Russian-born artist Wassily Kandinsky is credited with the first completely abstract painting, in 1910; he co-founded the avant-garde art collective "The Blue Rider" in Munich in 1911; he was a faculty member of the incredibly influential Bauhaus School from 1922 until its dissolution by the Nazis in 1933; and after that settled in France (Neuilly, near Paris), where among the many visitors to his studio was Joan Miro. Kandinsky and Miro created a visual vocabulary of abstraction that continues unabated today. While Miro's abstract figures look organic, i.e. like living beings, Kandinsky, after working through a progression of styles, ended up with figures that look mechanical, or at least machine-made. "New wave" design of the 1980s owes more than a little debt to Kandinsky's explorations of geometric forms. This tie from the Gallery Collection by Christina Desiree is entitled "Kandinsky -- Black Welft". I can't find a painting with that title; this could be a cross between "Black and Violet" and any one of Kandinsky's later "Compositions" (or "Constructions"). Kandinsky was especially smitten with the circle, of which he wrote:

“The circle is the synthesis of the greatest oppositions. It combines the concentric and the eccentric in a single form and in equilibrium. Of the three primary forms, it points most clearly to the fourth dimension.”
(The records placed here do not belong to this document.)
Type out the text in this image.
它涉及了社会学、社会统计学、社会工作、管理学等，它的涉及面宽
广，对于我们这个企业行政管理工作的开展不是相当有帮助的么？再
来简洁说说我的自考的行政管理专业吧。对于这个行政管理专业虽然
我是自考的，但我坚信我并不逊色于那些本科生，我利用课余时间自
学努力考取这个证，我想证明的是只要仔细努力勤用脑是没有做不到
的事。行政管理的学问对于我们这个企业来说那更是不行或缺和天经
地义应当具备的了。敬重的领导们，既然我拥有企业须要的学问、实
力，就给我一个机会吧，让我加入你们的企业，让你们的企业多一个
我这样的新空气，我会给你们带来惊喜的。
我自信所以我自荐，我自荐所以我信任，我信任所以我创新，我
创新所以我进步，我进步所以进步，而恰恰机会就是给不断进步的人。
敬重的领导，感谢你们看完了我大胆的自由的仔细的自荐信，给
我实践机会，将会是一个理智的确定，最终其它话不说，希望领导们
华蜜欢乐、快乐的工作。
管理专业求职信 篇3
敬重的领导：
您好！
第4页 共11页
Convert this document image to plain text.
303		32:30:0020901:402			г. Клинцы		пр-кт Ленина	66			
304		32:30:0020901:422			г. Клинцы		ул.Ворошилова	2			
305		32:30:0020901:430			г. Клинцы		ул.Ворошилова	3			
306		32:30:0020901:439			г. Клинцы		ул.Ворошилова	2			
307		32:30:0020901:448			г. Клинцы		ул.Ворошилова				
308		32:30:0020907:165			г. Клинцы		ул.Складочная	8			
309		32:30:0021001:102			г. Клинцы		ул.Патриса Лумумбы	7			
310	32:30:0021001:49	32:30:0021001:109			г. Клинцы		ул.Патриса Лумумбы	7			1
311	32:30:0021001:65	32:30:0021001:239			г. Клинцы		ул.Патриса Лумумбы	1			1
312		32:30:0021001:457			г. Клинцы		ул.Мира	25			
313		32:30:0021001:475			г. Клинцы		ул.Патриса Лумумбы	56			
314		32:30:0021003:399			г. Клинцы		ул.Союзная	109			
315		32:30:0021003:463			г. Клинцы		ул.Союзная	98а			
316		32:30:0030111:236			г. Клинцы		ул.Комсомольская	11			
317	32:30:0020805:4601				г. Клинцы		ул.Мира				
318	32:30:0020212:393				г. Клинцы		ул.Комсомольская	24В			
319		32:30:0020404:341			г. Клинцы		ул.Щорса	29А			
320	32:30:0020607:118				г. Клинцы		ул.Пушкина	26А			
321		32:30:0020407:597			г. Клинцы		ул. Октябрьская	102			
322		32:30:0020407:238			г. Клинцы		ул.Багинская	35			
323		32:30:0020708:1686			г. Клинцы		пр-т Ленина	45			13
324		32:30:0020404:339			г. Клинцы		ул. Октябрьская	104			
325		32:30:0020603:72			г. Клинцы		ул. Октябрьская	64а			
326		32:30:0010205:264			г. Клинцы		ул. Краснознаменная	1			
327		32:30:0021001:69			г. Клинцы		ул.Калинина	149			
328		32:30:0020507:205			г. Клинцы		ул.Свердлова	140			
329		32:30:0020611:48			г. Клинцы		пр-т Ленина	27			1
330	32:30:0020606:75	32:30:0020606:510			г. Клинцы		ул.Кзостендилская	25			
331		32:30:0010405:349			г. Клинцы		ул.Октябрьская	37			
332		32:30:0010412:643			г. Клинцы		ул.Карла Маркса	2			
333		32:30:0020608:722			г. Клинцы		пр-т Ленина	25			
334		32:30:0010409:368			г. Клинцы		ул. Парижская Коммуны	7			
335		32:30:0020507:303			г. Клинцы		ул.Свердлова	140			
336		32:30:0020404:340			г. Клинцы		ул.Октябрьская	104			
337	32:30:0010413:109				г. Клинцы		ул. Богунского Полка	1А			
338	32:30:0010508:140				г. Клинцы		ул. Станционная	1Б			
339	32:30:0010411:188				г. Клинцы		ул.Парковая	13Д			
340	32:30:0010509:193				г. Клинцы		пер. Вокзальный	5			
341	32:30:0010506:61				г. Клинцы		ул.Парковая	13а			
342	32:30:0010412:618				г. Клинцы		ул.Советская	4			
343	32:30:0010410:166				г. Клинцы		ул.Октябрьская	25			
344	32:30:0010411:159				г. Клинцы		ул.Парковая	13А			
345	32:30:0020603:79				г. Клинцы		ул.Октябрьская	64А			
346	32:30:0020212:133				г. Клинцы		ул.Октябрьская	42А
Perhaps he is right; many of my favorite tie designs are composed solely of circles, and will be posted here in weeks to come.

About Christina Desiree I know nothing except that the Gallery Collection of neckties is uniformly excellent; they are a little more lively than the ties made by the major force in art reproduction ties, Boxelder of Milwaukee, but are more difficult to find.